We ought to look with deep suspicion, then, at programs which aim to increase economic growth or national GDP (a synonym for growth), either within 'developed' areas or as part of programs for 'development'. What, in essence, do such programs entail? We are supposed to be shocked by the fact that over half of the world lives on less than $2 a day, yet we don't stop to consider how so many of them get by on this when we could envisage ourselves starving or freezing to death under such circumstances. Perhaps the aforementioned functions and necessities are provided to many of these people outside of economic transactions; perhaps the entirety of their lives have not been economized.

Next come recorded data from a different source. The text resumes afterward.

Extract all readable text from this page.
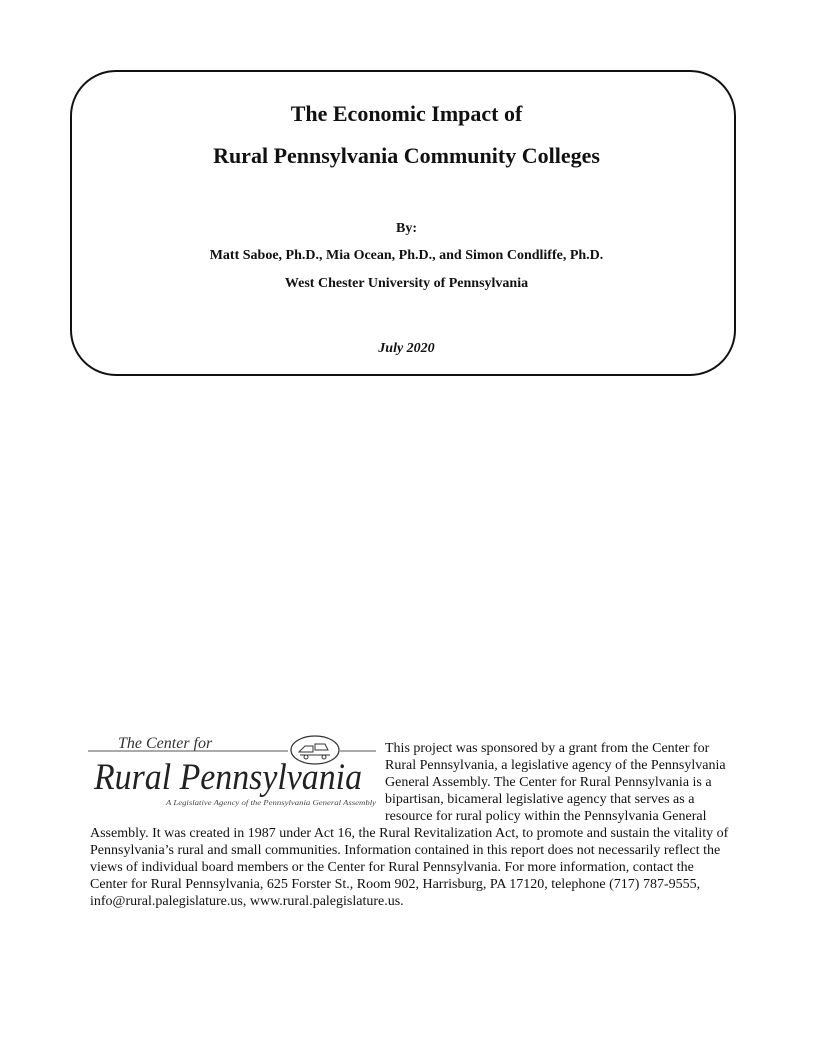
The Economic Impact of
Rural Pennsylvania Community Colleges
By:
Matt Saboe, Ph.D., Mia Ocean, Ph.D., and Simon Condliffe, Ph.D.
West Chester University of Pennsylvania
July 2020
The Center for
Rural Pennsylvania
A Legislative Agency of the Pennsylvania General Assembly

This project was sponsored by a grant from the Center for Rural Pennsylvania, a legislative agency of the Pennsylvania General Assembly. The Center for Rural Pennsylvania is a bipartisan, bicameral legislative agency that serves as a resource for rural policy within the Pennsylvania General Assembly. It was created in 1987 under Act 16, the Rural Revitalization Act, to promote and sustain the vitality of Pennsylvania’s rural and small communities. Information contained in this report does not necessarily reflect the views of individual board members or the Center for Rural Pennsylvania. For more information, contact the Center for Rural Pennsylvania, 625 Forster St., Room 902, Harrisburg, PA 17120, telephone (717) 787-9555, info@rural.palegislature.us, www.rural.palegislature.us.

By extending programs of economic growth and development, we are fostering the spread and distribution of commoditization, in which each object is to be considered in terms of its objective value. We are also encouraging the dissolution of community spirit and of humanity. Economists tells us that humans are all the same: we all want money. Either in its physical form, or as the standardized and evaluated objects which it necessitates, they insist that we strive to accumulate it. Yet we know that this is not the case; we are not all the same. We have different desires, different values and needs; from the moment we are born until we are indoctrinated into this culture, we sense the plentiful nature of the world and the infinity of all that composes it. We know that it cannot be reduced and that it must not be degraded.
---------
1. http://www.independent.co.uk/opinion/commentators/johann-hari/johann-hari-i-love-the-commercialisation-of-christmas-429414.html
2. This topic is explored in much greater detail by Charles Eisenstein, in his awe-inspiring book The Ascent of Humanity: http://www.ascentofhumanity.com/
3. http://www.primitivism.com/number.htm
4. Richard Seaford. Money and the Early Greek Mind: Homer, Philosophy, Tragedy (2004).